Cannes 2012 #00 : Prologue

Demain débutera la 65ème édition du mythique Festival de Cannes. Douze jours de cinéma, de glamour, d’euphorie et de folies durant lesquels je vous rapporterai mon expérience au quotidien, notamment avec Jean-Victor de cloneweb, non pas ici mais sur les sites d’Allocine et de Carte noire. Une indexation des articles publiés sera toutefois tenue sur Silence Action mais en attendant, voici un prologue à cette édition qui s’annonce aussi excitante que la précédente, si ce n’est plus.

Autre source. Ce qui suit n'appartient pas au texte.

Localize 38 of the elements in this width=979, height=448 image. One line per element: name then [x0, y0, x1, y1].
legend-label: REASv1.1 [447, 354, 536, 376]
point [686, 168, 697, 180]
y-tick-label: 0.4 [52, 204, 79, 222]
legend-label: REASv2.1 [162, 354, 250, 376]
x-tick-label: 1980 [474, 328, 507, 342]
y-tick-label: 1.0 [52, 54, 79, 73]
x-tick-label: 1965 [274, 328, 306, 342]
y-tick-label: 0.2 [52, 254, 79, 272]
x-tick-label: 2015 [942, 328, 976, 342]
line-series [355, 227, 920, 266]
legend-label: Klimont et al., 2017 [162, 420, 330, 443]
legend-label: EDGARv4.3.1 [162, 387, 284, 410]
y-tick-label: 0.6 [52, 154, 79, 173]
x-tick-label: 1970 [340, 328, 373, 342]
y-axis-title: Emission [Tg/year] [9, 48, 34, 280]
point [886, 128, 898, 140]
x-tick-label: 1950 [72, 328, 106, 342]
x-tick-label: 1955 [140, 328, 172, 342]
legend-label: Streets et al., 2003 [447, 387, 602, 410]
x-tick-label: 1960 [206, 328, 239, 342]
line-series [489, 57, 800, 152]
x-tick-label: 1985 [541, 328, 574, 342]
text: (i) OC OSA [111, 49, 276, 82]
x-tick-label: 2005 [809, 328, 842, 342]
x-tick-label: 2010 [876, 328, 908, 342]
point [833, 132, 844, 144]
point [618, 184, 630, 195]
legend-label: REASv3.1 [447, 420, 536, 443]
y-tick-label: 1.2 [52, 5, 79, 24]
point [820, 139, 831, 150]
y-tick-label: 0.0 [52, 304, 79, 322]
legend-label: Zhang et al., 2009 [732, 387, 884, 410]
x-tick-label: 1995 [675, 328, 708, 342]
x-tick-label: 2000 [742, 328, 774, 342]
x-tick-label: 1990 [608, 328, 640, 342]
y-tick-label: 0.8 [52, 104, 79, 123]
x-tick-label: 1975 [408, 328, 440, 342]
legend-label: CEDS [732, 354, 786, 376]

L’année dernière, l’aventure Cannes était une première pour moi, équipé de ma petite accréditation cinéphile qui m’aura tout de même permis de profiter pleinement du festival, tout en répertoriant tous les plus qu’apporte une accréditation d’un rang plus élevé.
Cette fois, j’aurais autour du cou une accréditation pro du Short Film Corner, ayant soumis hors compétition Soixante-dix, mon premier court métrage – ironie du sort, s’il a été accepté à Cannes, il s’est vu refusé au festival Takavoir pour lequel il avait été tourné !
Quelle différence alors ? Un accès à toutes les zones du festival sans restriction, notamment au niveau du Palais qui m’était accessible seulement avec un pass à la journée ou bien lorsque je devais assister à une projection dans l’une de ses salles mais surtout, un système de réservation d’invitations au Grand Théâtre Lumière grâce à des points qui se cumulent automatiquement chaque jour. Dans les faits, la mendicité pour obtenir des invitations n’est pas à exclure : des amis expérimentés du festival cannois m’ont informé que les réservations sont souvent délicates et affichent complet sans crier gare.
En plus d’assouvir ma soif de films et de fêtes à gogo, j’aurais également pour mission de démarcher des sociétés de production – ou de tomber face à un gentil mécène – pour financer mon troisième projet de court métrage, intitulé Dix briques d’amour, ou du moins, de gagner de l’expérience sur la vente d’un projet. Des rendez-vous sont déjà pris : le 21 mai, j’assisterai à une conférence tenue par David Pope, directeur de la London Film Academy, sur l’art de « pitcher » – présenter de façon aussi concise que séduisante son projet de film. Je pourrais tester mes nouvelles connaissances le 23 mai devant les caméras de la chaîne Shorts TV, organisatrice d’un concours de pitch qui permettra au lauréat de toucher une bourse à l’écriture.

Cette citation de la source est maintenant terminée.